White is also working with a massage therapist and aesthetician whose main source of income pre-COVID-19 was providing facials and massages. White proposed that she offer virtual consultations to continue providing the value of evaluating clients’ needs and offering expertise in the form of recommendations. Similar to telemedicine, where medical professionals diagnose non-critical patients remotely, she conducts “virtual skin triage” by talking with the client about issues, their current skin care routine, and after observation and communication, offers specific recommendations for them. A three-month program with regular check-ins and follow up recommendations was developed, with the result of an uptick in product sales. These customers can receive no contact delivery and work on their skin’s health while in quarantine.

“When we first discussed this,” White reports, “She had a belief that no one was prioritizing skin care right now. I quickly disabused her of that idea. Not only is it a routine that people continue, all of the video calls happening right now have given her customers a chance to look at their own skin more often, through the front facing Zoom camera! People are absolutely concerned about their skin.” These product innovations White has helped to grow have provided a way for her client to stay engaged as well as further develop relationships based on her expertise, that can carry over into post-COVID-19 business. 

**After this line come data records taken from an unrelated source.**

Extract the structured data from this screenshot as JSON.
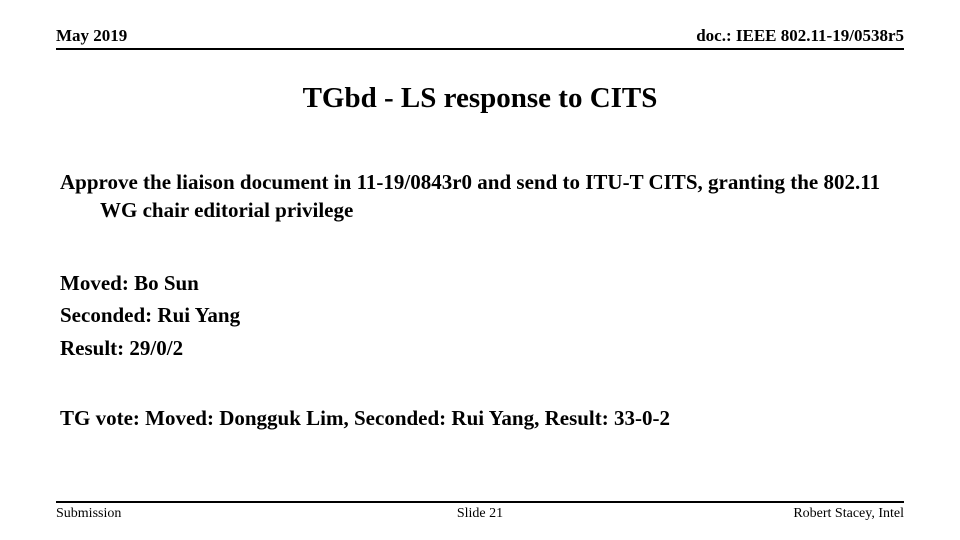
{
  "header": {
    "date": "May 2019",
    "docnum": "doc.: IEEE 802.11-19/0538r5"
  },
  "title": "TGbd - LS response to CITS",
  "motion": "Approve the liaison document in 11-19/0843r0 and send to ITU-T CITS, granting the 802.11 WG chair editorial privilege",
  "vote": {
    "moved": "Moved: Bo Sun",
    "seconded": "Seconded: Rui Yang",
    "result": "Result: 29/0/2"
  },
  "tgvote": "TG vote: Moved: Dongguk Lim, Seconded: Rui Yang, Result: 33-0-2",
  "footer": {
    "left": "Submission",
    "center": "Slide 21",
    "right": "Robert Stacey, Intel"
  }
}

It’s a progression White believes is available and accessible for many businesses, if they’re willing to think outside of the box. 

“The current situation is enabling people to see with clear eyes what issues exist,” says White. “There are all kinds of opportunities to see what is not working in your business, and even improve on what may have been happening before. There’s space now to try new things; we can experiment. Whether it’s trying new things with teams or enabling leaders to do things they were holding back on before, like offering remote work.” 

“The thing now is to find how to optimize this and harness it, for your individual situation, for a changing world.”

The results that White has helped her clients achieve prove that finding the core value proposition of a small business and utilizing technology to continue to offer that to customers is a strategy that offers not only hope for the future of entrepreneurs and local economic ecosystems, but encouragement that a new normal can also offer new opportunities.